Azerbaijan dismisses giving Israel air-base access

Azerbaijan`s government has dismissed a report saying that Baku granted Israel access to Azerbaijani bases that could be used in potential air strikes by Israel against nuclear targets in Azerbaijan`s neighbor Iran.
The article in Foreign Policy magazine, ``Israel`s Secret Staging Ground``, which was published last Wednesday and carried by several Israeli media outlets, quoted unnamed senior US officials as saying Azerbaijan was providing Israeli fighter planes with access to airfields near Iran`s northern border.
``These reports are absolutely baseless and nonsensical,`` Azerbaijani Defense Ministry`s deputy spokesman, Teymur Abdullayev, told the Baku-based Trend news agency.
Ali Hasanov, the Azerbaijani Presidential Administration`s head of social and political issues, also rejected the report, saying hostile forces were trying to foment trouble between Iran and Azerbaijan.
``Either some opposition circles, the media outlets they run, or international organizations and their media, taking advantage of the current situation regarding Iran, are seeking to set Azerbaijan and Iran against each other, undermine relations between the two countries and turn them into enemies,`` Hasanov said.
``There are countries and circles interested in this. We are stating to them… that their intentions will not materialize as no one will succeed in spoiling Azerbaijan`s relations with Iran and other neighboring states, with the exception of Armenia.``
Hasanov reiterated Azerbaijan`s stance, saying the country`s territory has not been and will not be used for actions defying Iran, Turkey, Russia and Georgia.
The Azerbaijani embassy in the U.S. on Tuesday sent a letter to the Foreign Policy magazine expressing its strong protest at ``another provocative report`` regarding Azerbaijan circulated by US media.
US State Department spokeswoman Victoria Nuland has said the United States does not possess information that backs claims of Israeli access to Azerbaijani bases.
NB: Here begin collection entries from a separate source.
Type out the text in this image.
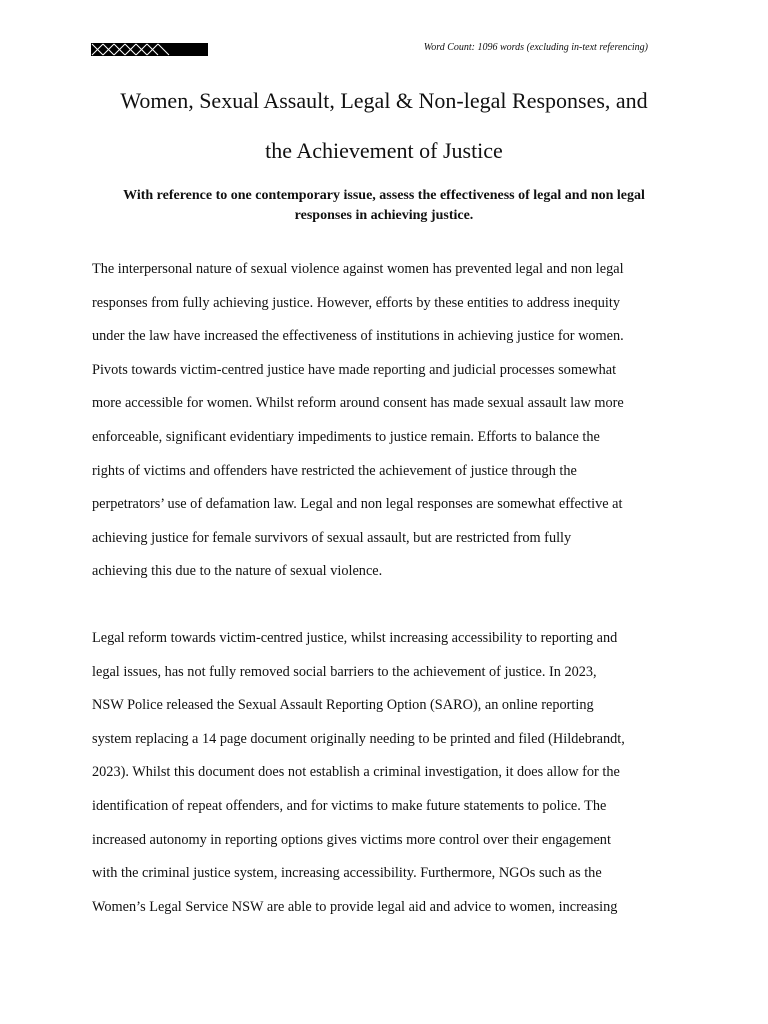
Word Count: 1096 words (excluding in-text referencing)
Women, Sexual Assault, Legal & Non-legal Responses, and
the Achievement of Justice
With reference to one contemporary issue, assess the effectiveness of legal and non legal
responses in achieving justice.
The interpersonal nature of sexual violence against women has prevented legal and non legal
responses from fully achieving justice. However, efforts by these entities to address inequity
under the law have increased the effectiveness of institutions in achieving justice for women.
Pivots towards victim-centred justice have made reporting and judicial processes somewhat
more accessible for women. Whilst reform around consent has made sexual assault law more
enforceable, significant evidentiary impediments to justice remain. Efforts to balance the
rights of victims and offenders have restricted the achievement of justice through the
perpetrators’ use of defamation law. Legal and non legal responses are somewhat effective at
achieving justice for female survivors of sexual assault, but are restricted from fully
achieving this due to the nature of sexual violence.
Legal reform towards victim-centred justice, whilst increasing accessibility to reporting and
legal issues, has not fully removed social barriers to the achievement of justice. In 2023,
NSW Police released the Sexual Assault Reporting Option (SARO), an online reporting
system replacing a 14 page document originally needing to be printed and filed (Hildebrandt,
2023). Whilst this document does not establish a criminal investigation, it does allow for the
identification of repeat offenders, and for victims to make future statements to police. The
increased autonomy in reporting options gives victims more control over their engagement
with the criminal justice system, increasing accessibility. Furthermore, NGOs such as the
Women’s Legal Service NSW are able to provide legal aid and advice to women, increasing
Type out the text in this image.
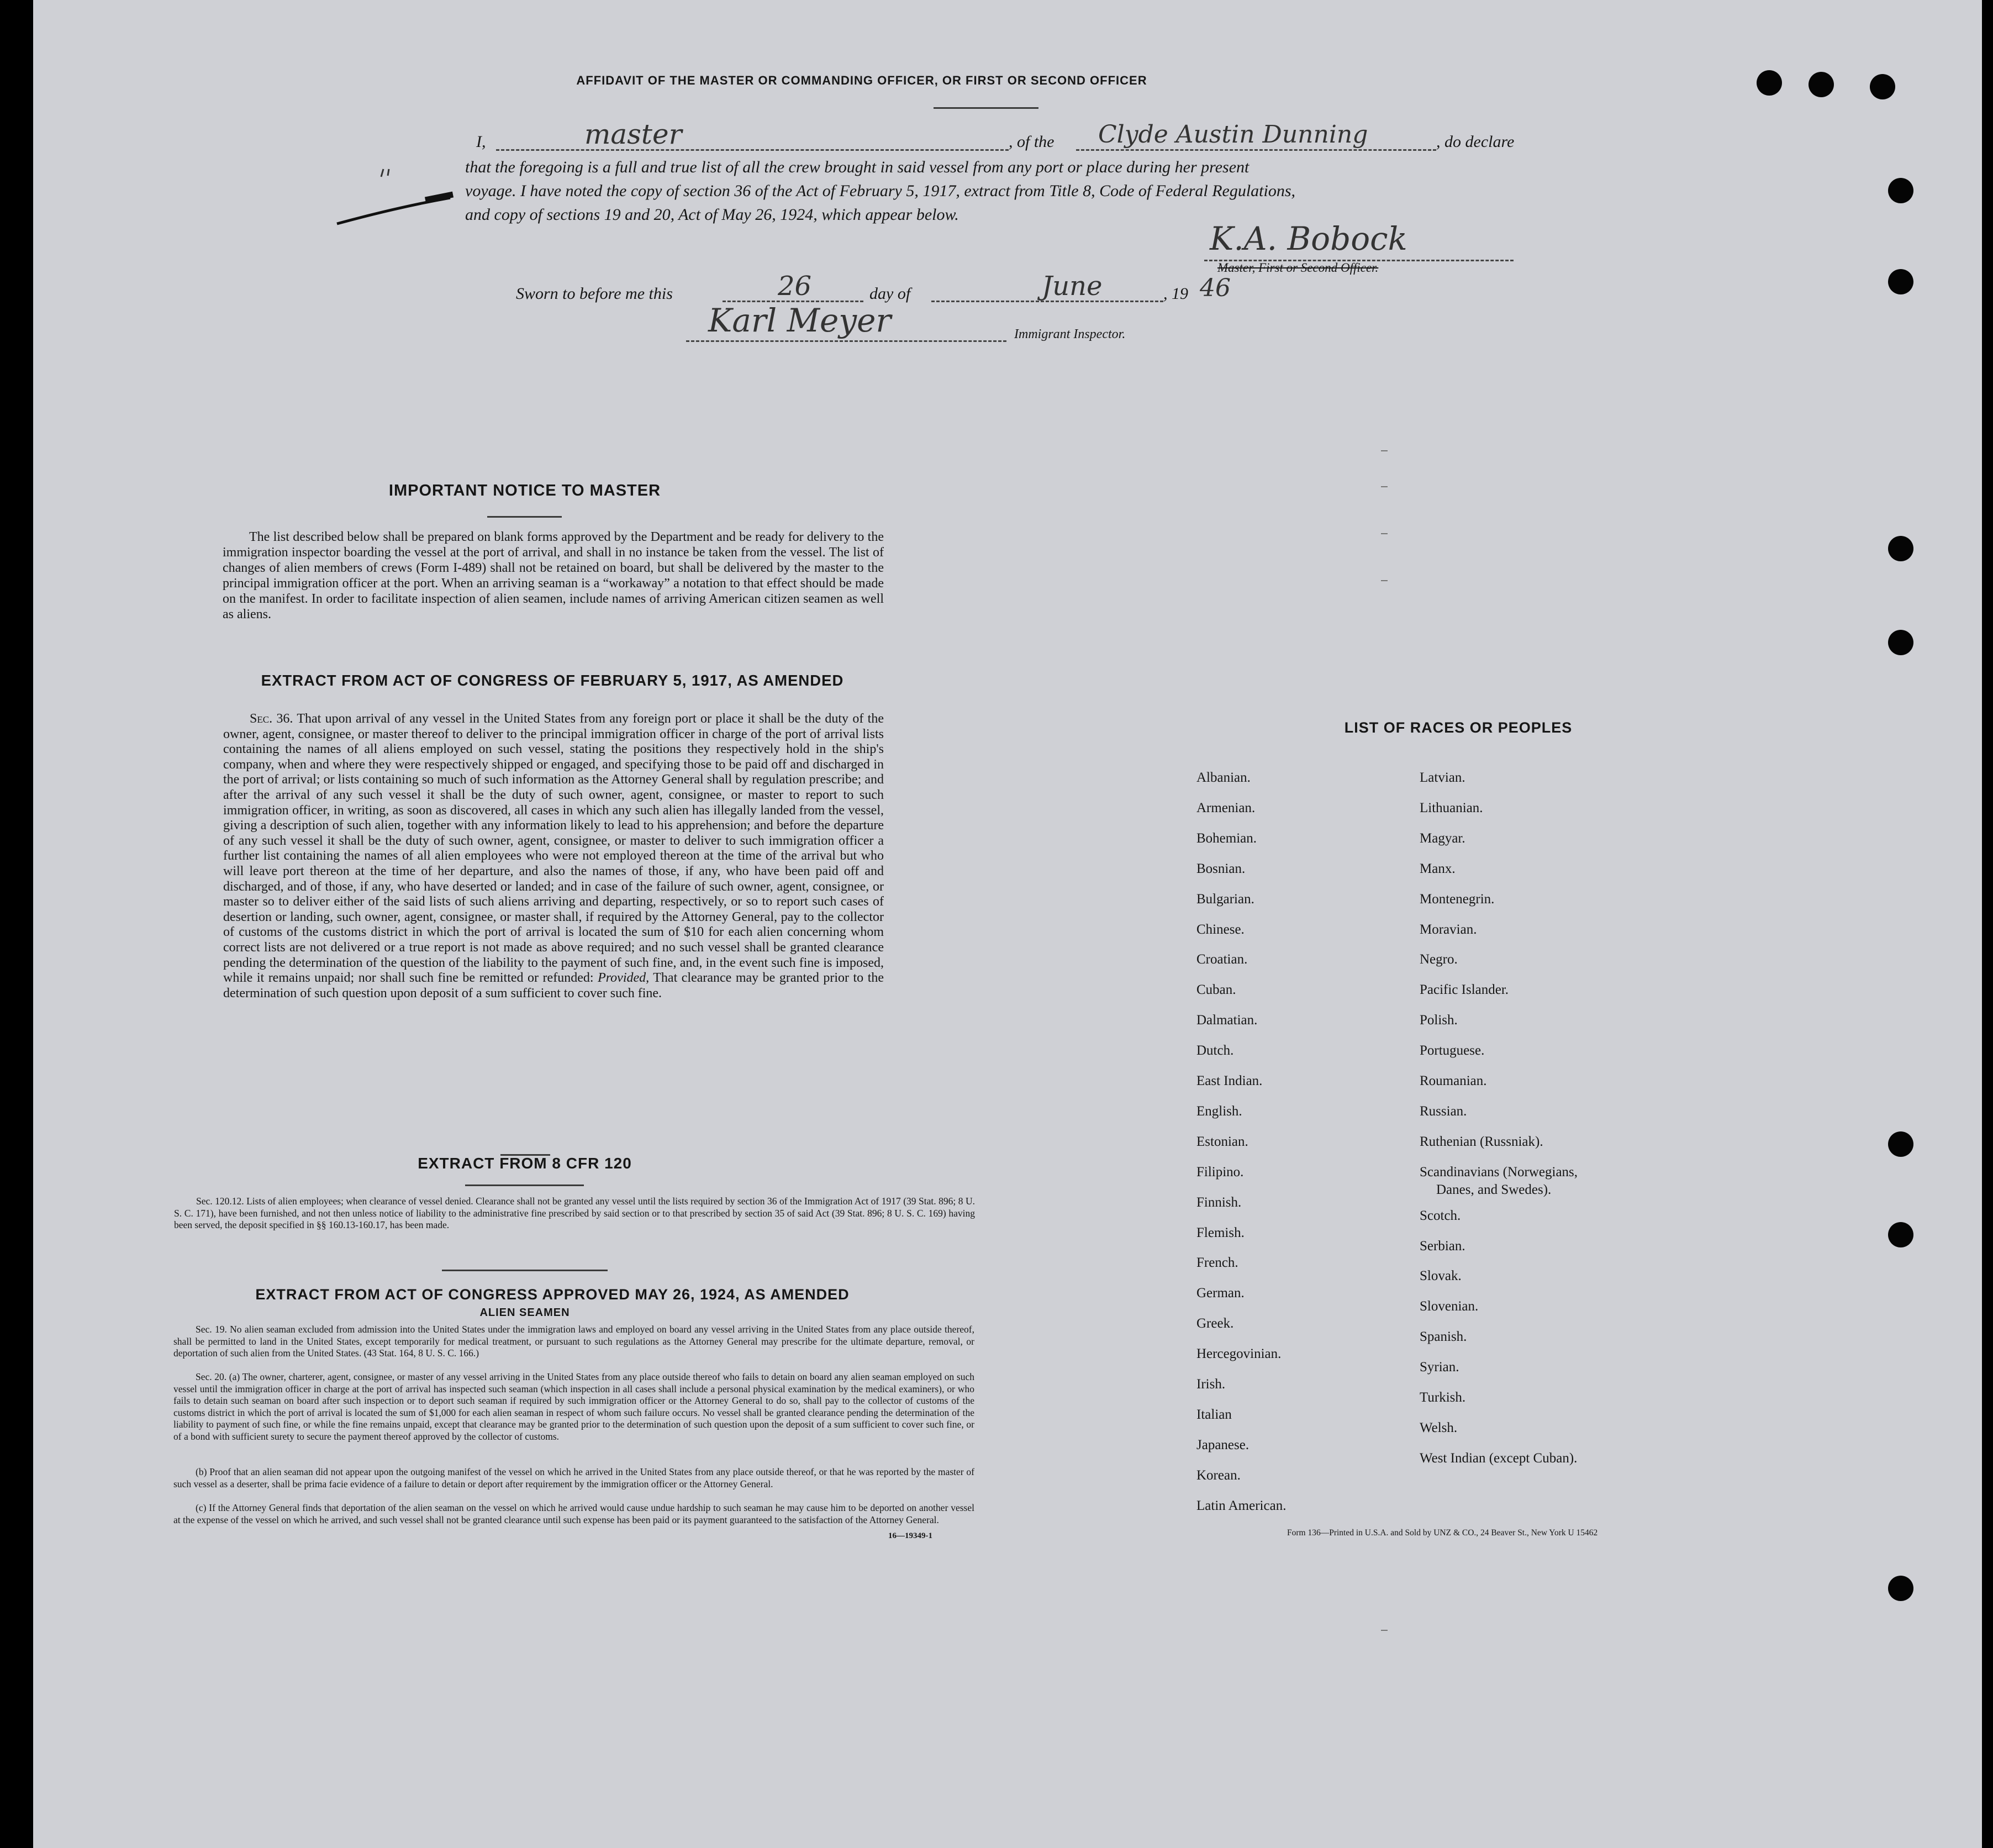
AFFIDAVIT OF THE MASTER OR COMMANDING OFFICER, OR FIRST OR SECOND OFFICER
I,	master	, of the Clyde Austin Dunning	, do declare
that the foregoing is a full and true list of all the crew brought in said vessel from any port or place during her present
voyage. I have noted the copy of section 36 of the Act of February 5, 1917, extract from Title 8, Code of Federal Regulations,
and copy of sections 19 and 20, Act of May 26, 1924, which appear below.
K.A. Bobock
Master, First or Second Officer.
Sworn to before me this	26	day of	June	, 19 46
Karl Meyer	Immigrant Inspector.
IMPORTANT NOTICE TO MASTER
The list described below shall be prepared on blank forms approved by the Department and be ready for delivery to the immigration inspector boarding the vessel at the port of arrival, and shall in no instance be taken from the vessel. The list of changes of alien members of crews (Form I-489) shall not be retained on board, but shall be delivered by the master to the principal immigration officer at the port. When an arriving seaman is a “workaway” a notation to that effect should be made on the manifest. In order to facilitate inspection of alien seamen, include names of arriving American citizen seamen as well as aliens.
EXTRACT FROM ACT OF CONGRESS OF FEBRUARY 5, 1917, AS AMENDED
Sec. 36. That upon arrival of any vessel in the United States from any foreign port or place it shall be the duty of the owner, agent, consignee, or master thereof to deliver to the principal immigration officer in charge of the port of arrival lists containing the names of all aliens employed on such vessel, stating the positions they respectively hold in the ship's company, when and where they were respectively shipped or engaged, and specifying those to be paid off and discharged in the port of arrival; or lists containing so much of such information as the Attorney General shall by regulation prescribe; and after the arrival of any such vessel it shall be the duty of such owner, agent, consignee, or master to report to such immigration officer, in writing, as soon as discovered, all cases in which any such alien has illegally landed from the vessel, giving a description of such alien, together with any information likely to lead to his apprehension; and before the departure of any such vessel it shall be the duty of such owner, agent, consignee, or master to deliver to such immigration officer a further list containing the names of all alien employees who were not employed thereon at the time of the arrival but who will leave port thereon at the time of her departure, and also the names of those, if any, who have been paid off and discharged, and of those, if any, who have deserted or landed; and in case of the failure of such owner, agent, consignee, or master so to deliver either of the said lists of such aliens arriving and departing, respectively, or so to report such cases of desertion or landing, such owner, agent, consignee, or master shall, if required by the Attorney General, pay to the collector of customs of the customs district in which the port of arrival is located the sum of $10 for each alien concerning whom correct lists are not delivered or a true report is not made as above required; and no such vessel shall be granted clearance pending the determination of the question of the liability to the payment of such fine, and, in the event such fine is imposed, while it remains unpaid; nor shall such fine be remitted or refunded: Provided, That clearance may be granted prior to the determination of such question upon deposit of a sum sufficient to cover such fine.
EXTRACT FROM 8 CFR 120
Sec. 120.12. Lists of alien employees; when clearance of vessel denied. Clearance shall not be granted any vessel until the lists required by section 36 of the Immigration Act of 1917 (39 Stat. 896; 8 U. S. C. 171), have been furnished, and not then unless notice of liability to the administrative fine prescribed by said section or to that prescribed by section 35 of said Act (39 Stat. 896; 8 U. S. C. 169) having been served, the deposit specified in §§ 160.13-160.17, has been made.
EXTRACT FROM ACT OF CONGRESS APPROVED MAY 26, 1924, AS AMENDED
ALIEN SEAMEN
Sec. 19. No alien seaman excluded from admission into the United States under the immigration laws and employed on board any vessel arriving in the United States from any place outside thereof, shall be permitted to land in the United States, except temporarily for medical treatment, or pursuant to such regulations as the Attorney General may prescribe for the ultimate departure, removal, or deportation of such alien from the United States. (43 Stat. 164, 8 U. S. C. 166.)
Sec. 20. (a) The owner, charterer, agent, consignee, or master of any vessel arriving in the United States from any place outside thereof who fails to detain on board any alien seaman employed on such vessel until the immigration officer in charge at the port of arrival has inspected such seaman (which inspection in all cases shall include a personal physical examination by the medical examiners), or who fails to detain such seaman on board after such inspection or to deport such seaman if required by such immigration officer or the Attorney General to do so, shall pay to the collector of customs of the customs district in which the port of arrival is located the sum of $1,000 for each alien seaman in respect of whom such failure occurs. No vessel shall be granted clearance pending the determination of the liability to payment of such fine, or while the fine remains unpaid, except that clearance may be granted prior to the determination of such question upon the deposit of a sum sufficient to cover such fine, or of a bond with sufficient surety to secure the payment thereof approved by the collector of customs.
(b) Proof that an alien seaman did not appear upon the outgoing manifest of the vessel on which he arrived in the United States from any place outside thereof, or that he was reported by the master of such vessel as a deserter, shall be prima facie evidence of a failure to detain or deport after requirement by the immigration officer or the Attorney General.
(c) If the Attorney General finds that deportation of the alien seaman on the vessel on which he arrived would cause undue hardship to such seaman he may cause him to be deported on another vessel at the expense of the vessel on which he arrived, and such vessel shall not be granted clearance until such expense has been paid or its payment guaranteed to the satisfaction of the Attorney General.
16—19349-1
LIST OF RACES OR PEOPLES
Form 136—Printed in U.S.A. and Sold by UNZ & CO., 24 Beaver St., New York U 15462
Albanian.
Armenian.
Bohemian.
Bosnian.
Bulgarian.
Chinese.
Croatian.
Cuban.
Dalmatian.
Dutch.
East Indian.
English.
Estonian.
Filipino.
Finnish.
Flemish.
French.
German.
Greek.
Hercegovinian.
Irish.
Italian
Japanese.
Korean.
Latin American.
Latvian.
Lithuanian.
Magyar.
Manx.
Montenegrin.
Moravian.
Negro.
Pacific Islander.
Polish.
Portuguese.
Roumanian.
Russian.
Ruthenian (Russniak).
Scandinavians (Norwegians,
Danes, and Swedes).
Scotch.
Serbian.
Slovak.
Slovenian.
Spanish.
Syrian.
Turkish.
Welsh.
West Indian (except Cuban).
``I don`t have any information to indicate that the reports that are out there have any basis in fact,`` Nuland said at a daily press briefing in Washington.
The article`s author, Mark Perry, wrote that the US secret service bodies are concerned that Israel`s alleged military expansion in Azerbaijan could complicate the US efforts to defuse tension between archenemies Israel and Iran. Pentagon strategists are therefore having to take into account the threat of a military scenario being applied not only in the Middle East but also in the Caucasus region, the article says.
Azerbaijani Foreign Minister Elmar Mammadyarov said Tuesday that Baku would not back any initiatives aiming to resolve the ``Iran problem`` with the use of force.
``If such an initiative is put forward, Azerbaijan would not support it, because we maintain good neighborliness and friendship relations with Iran,`` Mammadyarov was quoted by Interfax Azerbaijan news agency as saying at a news briefing in Baku.
The minister reminded that this stance is in line with the statement adopted at the trilateral meeting of the foreign ministers of Azerbaijan, Iran and Turkey in Azerbaijan`s Nakhchivan autonomous republic in March.
Iranian-Azerbaijani relations have been strained since reports in February said Azerbaijan had purchased some $1.6 billion of weapons from Israel.
Israel, which views a potential Iranian nuclear bomb as a threat to its existence, says military strikes on Iran remain an option. According to US Defense Secretary Leon Panetta, Tel-Aviv may strike Iranian nuclear targets in April, May or June.
Brenda Shaffer, Israel`s foremost expert on Azerbaijan, suggests it is highly unlikely that Israel`s sale of drones and anti-aircraft missile defense systems to Azerbaijan points to a bilateral defense pact against Iran.
If Azerbaijan is bolstering its defense systems, this is more likely to be a display of strength intended for Armenia, which currently occupies 20 percent of its territory, the expert told The Guardian.
``Azerbaijan is bordered by Russia, Iran and Turkey. Its economy is dependent on the safe export of oil, which requires regional stability,`` Shaffer said.
More than 30 percent of the Iranian population are ethnic Azeris, the expert said and added that Azerbaijan tries to maintain friendly relations with Iran as it does with Israel.
``It would be very wary of allowing itself to take a step that might be seen as aggressive,`` Shaffer suggests.
If there is a conflict with Iran, Azerbaijan will be the first to suffer, she added.